Cardiac arrest management: what’s new?
Dr Jonathan Ball
Cardiac arrest is a final common pathway of a wide variety of acute events. Indeed, it is the underlying cause that is the first and arguably the most important determinant of outcome, in concert with the duration and degree of physiological perturbation associated with the prodrome of the cardiac arrest. Time to recognition and initiation of effective chest compressions form the next link in the chain of survival. Expert and fully equipped responders have a growing body of evidence to support postponing definitive airway interventions and (probably) avoiding adrenaline boluses, whilst identifying and treating the underlying cause. Mechanical chest compression devices hold promise but lack evidence.
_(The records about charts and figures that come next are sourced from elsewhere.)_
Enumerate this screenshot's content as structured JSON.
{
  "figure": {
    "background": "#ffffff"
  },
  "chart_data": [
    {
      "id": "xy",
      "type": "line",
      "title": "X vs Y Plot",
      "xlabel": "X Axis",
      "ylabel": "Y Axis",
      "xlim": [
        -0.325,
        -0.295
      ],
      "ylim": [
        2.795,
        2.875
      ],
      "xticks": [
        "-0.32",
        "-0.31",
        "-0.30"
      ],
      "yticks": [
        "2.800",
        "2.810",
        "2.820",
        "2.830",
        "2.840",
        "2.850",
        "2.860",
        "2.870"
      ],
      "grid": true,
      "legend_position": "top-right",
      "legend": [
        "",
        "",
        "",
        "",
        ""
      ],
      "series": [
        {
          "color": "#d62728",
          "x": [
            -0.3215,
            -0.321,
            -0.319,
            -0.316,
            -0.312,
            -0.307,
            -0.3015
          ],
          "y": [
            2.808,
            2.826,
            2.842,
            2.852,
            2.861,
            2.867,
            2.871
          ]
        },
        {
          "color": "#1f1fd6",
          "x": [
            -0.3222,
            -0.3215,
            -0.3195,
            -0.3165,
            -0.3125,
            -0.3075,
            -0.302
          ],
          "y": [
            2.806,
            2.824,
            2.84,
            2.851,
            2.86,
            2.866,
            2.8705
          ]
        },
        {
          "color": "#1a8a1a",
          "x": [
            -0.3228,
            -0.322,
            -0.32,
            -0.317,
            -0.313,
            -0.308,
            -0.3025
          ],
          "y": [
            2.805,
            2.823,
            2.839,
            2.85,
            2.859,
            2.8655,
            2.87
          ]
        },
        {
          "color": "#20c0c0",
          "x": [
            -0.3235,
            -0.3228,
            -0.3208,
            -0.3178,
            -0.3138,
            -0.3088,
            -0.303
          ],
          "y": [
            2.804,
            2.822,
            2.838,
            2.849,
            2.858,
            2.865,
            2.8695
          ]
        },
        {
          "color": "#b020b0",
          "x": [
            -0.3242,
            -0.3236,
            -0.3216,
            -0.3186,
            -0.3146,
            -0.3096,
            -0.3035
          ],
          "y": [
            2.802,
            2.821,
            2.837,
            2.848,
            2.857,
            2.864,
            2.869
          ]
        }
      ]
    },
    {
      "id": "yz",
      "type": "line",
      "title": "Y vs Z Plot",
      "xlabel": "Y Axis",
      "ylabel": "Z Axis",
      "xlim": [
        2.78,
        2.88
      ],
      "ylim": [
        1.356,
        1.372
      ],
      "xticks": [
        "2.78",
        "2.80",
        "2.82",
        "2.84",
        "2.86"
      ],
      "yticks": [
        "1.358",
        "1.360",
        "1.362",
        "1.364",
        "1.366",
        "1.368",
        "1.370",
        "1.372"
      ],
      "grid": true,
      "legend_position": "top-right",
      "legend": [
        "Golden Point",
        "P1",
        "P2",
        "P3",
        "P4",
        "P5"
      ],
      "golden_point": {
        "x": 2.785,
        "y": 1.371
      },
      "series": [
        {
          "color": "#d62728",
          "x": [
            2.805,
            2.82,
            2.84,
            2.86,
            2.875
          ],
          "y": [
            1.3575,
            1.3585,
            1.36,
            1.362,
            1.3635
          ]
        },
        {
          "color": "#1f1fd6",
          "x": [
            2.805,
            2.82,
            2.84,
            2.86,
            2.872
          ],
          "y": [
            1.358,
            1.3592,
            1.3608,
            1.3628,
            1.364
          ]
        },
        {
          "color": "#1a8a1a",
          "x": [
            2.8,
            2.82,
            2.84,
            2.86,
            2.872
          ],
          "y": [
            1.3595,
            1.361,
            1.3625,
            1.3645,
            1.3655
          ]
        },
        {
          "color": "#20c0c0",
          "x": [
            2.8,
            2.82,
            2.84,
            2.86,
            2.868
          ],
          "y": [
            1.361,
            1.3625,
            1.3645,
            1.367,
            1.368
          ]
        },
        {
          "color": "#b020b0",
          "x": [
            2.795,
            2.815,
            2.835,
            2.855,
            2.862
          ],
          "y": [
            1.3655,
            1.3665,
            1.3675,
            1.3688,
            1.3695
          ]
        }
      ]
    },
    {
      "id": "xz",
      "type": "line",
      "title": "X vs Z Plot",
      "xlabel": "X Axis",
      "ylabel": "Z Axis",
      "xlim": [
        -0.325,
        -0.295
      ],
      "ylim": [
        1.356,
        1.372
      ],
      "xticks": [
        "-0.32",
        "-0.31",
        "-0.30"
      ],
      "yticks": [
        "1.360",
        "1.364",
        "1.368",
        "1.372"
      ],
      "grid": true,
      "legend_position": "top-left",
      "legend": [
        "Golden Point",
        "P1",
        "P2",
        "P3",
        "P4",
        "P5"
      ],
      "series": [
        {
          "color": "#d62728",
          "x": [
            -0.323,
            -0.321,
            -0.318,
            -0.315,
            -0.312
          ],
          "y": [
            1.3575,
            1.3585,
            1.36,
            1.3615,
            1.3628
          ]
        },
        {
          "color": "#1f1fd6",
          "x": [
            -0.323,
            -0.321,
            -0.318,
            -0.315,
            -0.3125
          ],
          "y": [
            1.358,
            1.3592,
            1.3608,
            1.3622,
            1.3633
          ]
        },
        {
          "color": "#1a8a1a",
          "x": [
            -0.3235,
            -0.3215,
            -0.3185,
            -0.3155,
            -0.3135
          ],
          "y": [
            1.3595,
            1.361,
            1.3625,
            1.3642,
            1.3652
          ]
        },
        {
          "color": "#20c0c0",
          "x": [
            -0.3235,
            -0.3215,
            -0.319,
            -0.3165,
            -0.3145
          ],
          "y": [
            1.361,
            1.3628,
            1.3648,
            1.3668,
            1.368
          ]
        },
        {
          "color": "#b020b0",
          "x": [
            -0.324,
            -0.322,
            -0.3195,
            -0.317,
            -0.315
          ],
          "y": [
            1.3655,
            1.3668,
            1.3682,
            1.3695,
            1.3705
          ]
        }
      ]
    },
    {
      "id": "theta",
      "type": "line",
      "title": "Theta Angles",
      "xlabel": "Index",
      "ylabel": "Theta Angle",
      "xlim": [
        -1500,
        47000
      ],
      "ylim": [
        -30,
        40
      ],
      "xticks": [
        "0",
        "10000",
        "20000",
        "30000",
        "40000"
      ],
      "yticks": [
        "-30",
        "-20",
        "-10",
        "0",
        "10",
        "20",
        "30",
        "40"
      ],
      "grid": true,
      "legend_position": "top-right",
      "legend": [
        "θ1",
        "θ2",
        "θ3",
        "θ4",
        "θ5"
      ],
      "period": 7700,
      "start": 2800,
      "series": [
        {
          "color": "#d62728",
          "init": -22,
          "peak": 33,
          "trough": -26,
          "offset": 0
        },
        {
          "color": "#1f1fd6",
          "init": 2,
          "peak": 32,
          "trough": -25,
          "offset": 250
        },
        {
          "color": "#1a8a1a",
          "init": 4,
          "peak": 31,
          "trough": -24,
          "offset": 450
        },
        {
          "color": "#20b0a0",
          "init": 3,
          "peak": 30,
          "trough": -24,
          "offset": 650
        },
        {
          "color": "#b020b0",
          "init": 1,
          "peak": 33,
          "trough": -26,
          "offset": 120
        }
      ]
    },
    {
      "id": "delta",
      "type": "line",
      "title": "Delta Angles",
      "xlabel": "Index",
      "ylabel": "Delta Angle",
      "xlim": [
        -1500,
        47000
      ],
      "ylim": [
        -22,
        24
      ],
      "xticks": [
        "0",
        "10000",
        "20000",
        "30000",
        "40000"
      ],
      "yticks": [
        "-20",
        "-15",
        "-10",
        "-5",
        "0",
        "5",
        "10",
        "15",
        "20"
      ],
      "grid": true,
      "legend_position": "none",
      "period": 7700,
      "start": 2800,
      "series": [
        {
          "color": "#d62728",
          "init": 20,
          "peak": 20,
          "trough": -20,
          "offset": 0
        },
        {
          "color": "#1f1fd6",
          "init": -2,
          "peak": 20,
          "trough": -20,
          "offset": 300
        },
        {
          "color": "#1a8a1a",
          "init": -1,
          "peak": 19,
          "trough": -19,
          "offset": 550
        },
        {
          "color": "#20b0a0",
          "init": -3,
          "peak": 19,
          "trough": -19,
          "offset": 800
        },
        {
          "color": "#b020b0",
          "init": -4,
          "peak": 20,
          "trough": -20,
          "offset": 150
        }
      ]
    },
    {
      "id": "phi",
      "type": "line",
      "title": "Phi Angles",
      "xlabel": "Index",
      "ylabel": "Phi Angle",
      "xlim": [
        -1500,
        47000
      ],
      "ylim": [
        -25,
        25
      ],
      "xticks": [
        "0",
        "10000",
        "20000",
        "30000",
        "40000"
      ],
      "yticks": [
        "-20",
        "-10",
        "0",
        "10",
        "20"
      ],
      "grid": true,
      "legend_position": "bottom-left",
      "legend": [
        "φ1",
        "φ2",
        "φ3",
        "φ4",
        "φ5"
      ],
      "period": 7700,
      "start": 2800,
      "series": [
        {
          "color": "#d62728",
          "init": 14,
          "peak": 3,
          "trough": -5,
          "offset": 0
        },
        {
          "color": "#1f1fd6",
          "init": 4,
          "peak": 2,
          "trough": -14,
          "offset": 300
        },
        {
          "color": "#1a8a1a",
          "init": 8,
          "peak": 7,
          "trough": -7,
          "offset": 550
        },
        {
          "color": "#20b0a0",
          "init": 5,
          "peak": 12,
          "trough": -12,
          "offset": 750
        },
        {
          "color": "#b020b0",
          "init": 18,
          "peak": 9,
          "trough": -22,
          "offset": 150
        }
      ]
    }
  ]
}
Intra-arrest monitoring is (perhaps) coming of age. The useful duration of resuscitation efforts, especially in the in-hospital scenario, has gained some sobering clarity. Extracorporeal support is possibly effective in rescuing a tiny minority, but the cost and logistics of timely delivery raise practical and ethical questions. Early brain / whole body cooling remains controversial, with waning evidence and enthusiasm. The role of percutaneous coronary revascularisation for the “fortunate few” is well established though the management of persistent cardiogenic shock remains challenging and associated with poor outcomes. For the non-cardiogenic majority, the prognosis remains very poor, taking us back to the underlying cause and the still neglected need for advanced care planning. The optimal temperature and supportive care management of post-arrest patients remains a pragmatic art with a shrinking group of polarised evangelists. The timing and methodology for neurological prognostication in early survivors may just be emerging from dogmatic stipulations. In summary, some old and some new controversies to discuss.